Scientists create new technology to improve detection of leukemia cells in bone marrow

Scientists have created a viable technology to improve the detection of leukemia cells in bone marrow.

Superconducting Quantum Interference Device (SQUID) enhanced the ability to rapidly quantify the amount of nanoparticle bound tumor cells in a sample at least 10 fold, and increased sensitivity of minimal residual disease measurements. Results of this proof-of-concept study are published in Cancer Research, a journal of the American Association for Cancer Research.

"This promises to significantly enhance the detection for residual disease in leukemia and other cancers," said lead scientist Richard S. Larson, M.D., Ph.D., vice president for translation research at the University of New Mexico Health Science Center. "Coupling nanotechnology can be employed in common techniques to enhance its utility."

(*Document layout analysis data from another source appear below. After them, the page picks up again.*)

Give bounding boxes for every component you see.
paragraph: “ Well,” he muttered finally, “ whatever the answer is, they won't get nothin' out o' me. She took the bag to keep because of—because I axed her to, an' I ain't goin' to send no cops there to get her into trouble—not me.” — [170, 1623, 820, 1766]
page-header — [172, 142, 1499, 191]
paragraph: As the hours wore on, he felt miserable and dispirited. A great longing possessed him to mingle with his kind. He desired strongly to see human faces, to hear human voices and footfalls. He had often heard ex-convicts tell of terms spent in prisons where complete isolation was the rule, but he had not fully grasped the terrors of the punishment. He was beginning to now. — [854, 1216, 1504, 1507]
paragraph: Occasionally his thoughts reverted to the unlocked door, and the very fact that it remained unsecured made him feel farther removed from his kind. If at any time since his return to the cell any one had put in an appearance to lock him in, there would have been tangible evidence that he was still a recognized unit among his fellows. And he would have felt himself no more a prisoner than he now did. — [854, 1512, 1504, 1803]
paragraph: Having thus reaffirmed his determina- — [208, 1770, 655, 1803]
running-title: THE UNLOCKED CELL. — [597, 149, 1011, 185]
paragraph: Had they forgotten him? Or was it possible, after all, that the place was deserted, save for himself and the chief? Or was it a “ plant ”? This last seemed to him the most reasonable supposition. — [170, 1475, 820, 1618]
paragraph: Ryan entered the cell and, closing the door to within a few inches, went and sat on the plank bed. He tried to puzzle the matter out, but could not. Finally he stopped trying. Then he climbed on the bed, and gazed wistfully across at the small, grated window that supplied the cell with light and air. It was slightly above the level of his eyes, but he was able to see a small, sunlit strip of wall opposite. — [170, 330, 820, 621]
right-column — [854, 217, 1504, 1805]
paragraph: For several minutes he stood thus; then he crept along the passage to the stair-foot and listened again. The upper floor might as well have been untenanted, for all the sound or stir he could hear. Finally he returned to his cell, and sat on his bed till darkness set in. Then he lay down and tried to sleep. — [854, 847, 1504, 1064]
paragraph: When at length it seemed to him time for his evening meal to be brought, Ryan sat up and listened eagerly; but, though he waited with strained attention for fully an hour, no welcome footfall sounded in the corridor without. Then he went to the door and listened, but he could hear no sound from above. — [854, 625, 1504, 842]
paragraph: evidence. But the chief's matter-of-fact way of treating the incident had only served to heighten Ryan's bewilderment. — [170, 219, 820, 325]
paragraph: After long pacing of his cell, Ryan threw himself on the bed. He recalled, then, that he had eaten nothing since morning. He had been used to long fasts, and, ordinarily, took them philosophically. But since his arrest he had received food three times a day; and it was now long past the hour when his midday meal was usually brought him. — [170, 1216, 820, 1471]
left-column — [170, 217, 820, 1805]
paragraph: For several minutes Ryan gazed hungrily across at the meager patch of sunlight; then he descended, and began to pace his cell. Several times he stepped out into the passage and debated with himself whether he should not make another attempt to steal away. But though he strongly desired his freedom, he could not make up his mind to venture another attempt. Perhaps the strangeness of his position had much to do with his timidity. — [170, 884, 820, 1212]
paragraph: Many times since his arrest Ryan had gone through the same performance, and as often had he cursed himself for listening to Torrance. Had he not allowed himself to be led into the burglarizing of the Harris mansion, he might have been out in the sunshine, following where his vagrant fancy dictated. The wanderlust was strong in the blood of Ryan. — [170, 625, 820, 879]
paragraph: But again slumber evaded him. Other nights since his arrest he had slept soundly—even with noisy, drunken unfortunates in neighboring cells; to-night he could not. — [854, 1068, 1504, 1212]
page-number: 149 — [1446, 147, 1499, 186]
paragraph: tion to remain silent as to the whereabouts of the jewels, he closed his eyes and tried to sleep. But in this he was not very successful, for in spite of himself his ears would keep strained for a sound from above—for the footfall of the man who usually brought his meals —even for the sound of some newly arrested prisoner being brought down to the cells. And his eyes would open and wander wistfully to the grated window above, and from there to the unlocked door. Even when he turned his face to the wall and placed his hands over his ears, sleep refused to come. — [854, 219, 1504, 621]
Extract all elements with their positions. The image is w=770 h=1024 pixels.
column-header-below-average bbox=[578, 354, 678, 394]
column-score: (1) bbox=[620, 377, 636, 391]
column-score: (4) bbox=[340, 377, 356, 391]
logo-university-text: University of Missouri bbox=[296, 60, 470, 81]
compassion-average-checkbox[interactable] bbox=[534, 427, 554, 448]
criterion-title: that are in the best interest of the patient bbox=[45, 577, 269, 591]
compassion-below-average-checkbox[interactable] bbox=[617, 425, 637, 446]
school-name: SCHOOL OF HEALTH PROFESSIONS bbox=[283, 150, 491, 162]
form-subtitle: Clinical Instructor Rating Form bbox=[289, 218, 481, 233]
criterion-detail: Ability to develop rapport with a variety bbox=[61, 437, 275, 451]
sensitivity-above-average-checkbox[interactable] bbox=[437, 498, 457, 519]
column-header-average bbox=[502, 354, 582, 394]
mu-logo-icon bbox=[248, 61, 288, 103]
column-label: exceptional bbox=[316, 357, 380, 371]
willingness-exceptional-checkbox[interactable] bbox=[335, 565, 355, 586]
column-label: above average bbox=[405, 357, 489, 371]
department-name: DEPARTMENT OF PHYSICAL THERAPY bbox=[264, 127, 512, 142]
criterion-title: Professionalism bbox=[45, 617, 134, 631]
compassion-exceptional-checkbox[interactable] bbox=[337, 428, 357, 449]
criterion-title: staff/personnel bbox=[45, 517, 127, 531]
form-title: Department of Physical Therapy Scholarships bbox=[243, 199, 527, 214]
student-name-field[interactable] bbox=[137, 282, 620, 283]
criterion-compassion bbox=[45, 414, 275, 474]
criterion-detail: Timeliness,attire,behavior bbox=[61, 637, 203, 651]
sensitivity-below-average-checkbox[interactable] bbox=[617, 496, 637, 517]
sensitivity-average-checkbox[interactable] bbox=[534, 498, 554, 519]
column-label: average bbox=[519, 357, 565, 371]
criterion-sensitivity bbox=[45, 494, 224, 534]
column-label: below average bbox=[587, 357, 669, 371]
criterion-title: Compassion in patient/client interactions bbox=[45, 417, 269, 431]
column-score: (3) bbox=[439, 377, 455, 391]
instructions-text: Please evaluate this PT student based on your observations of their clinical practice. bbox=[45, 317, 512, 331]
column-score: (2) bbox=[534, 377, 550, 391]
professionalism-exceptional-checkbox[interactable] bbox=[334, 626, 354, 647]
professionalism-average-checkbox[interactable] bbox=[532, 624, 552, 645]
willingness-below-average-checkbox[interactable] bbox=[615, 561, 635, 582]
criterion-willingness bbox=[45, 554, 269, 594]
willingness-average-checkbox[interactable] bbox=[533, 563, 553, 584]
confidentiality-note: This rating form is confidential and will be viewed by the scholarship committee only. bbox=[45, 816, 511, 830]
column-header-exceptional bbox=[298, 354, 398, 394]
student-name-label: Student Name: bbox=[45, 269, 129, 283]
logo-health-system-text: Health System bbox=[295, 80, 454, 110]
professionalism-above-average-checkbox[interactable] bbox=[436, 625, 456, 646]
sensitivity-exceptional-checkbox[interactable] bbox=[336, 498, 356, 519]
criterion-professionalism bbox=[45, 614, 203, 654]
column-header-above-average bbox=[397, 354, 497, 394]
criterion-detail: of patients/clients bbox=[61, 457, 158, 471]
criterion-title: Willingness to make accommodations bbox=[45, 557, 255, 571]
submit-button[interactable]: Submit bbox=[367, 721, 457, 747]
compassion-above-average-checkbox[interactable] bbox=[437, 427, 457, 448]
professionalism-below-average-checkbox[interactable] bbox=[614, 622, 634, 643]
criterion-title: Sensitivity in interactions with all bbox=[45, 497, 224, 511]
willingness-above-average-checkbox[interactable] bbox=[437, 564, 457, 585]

These findings are a result of a collaborative research effort between Senior Scientific, LLC, and the University of New Mexico. The study was funded by a small business innovation grant awarded by the National Cancer Institute.

Previous studies have indicated that the magnetic needle can collect approximately 80 percent of leukemia cells in a bone marrow sample in a matter of minutes, according to Edward R. Flynn, Ph.D., president and CEO of Senior Scientific, LLC.

The scientists developed this magnetic marrow biopsy needle in an effort to target tumor cells with nanoparticles and then preferentially extract the tumor cells with a magnetic needle. They used anti-CD34 antibody loaded magnetic nanoparticles to detect CD34+ cells as an indicator of leukemia. To quantify the cells recovered, they coupled this nanoparticle-mediated fishing for leukemic cells with SQUID.

SQUID enhanced the sensitivity of measuring minimal residual disease over standard pathology methods for patients undergoing chemotherapy.
"This result will determine more precisely the effect of the chemotherapy and will help to ascertain proper dosage or termination of treatment for patients," said Flynn.

Furthermore, Larson said that SQUID will work well with current technologies to improve the detection of leukemia cells in the bone marrow. Chi Van Dang, M.D., Ph.D., professor of medicine, cell biology, oncology and pathology, and vice dean for research at the Johns Hopkins University School of Medicine, believes this approach is quite different from the current standard. He suggested that the sensitivity compared to polymerase chain reaction still needs to be determined.

"In the case of leukemias without clear genetic markers, the magnetic needle could be useful," said Dang, who was not associated with this study, but is an editorial board member for Cancer Research. "It is possible that this technology could be used to detect cancer stem cells in general, if the proper antibodies with appropriate specificity are available."

Senior Scientific, LLC is currently participating in follow-up studies to increase the efficiency of the magnetic needle further through advanced magnet configurations and theoretical calculations.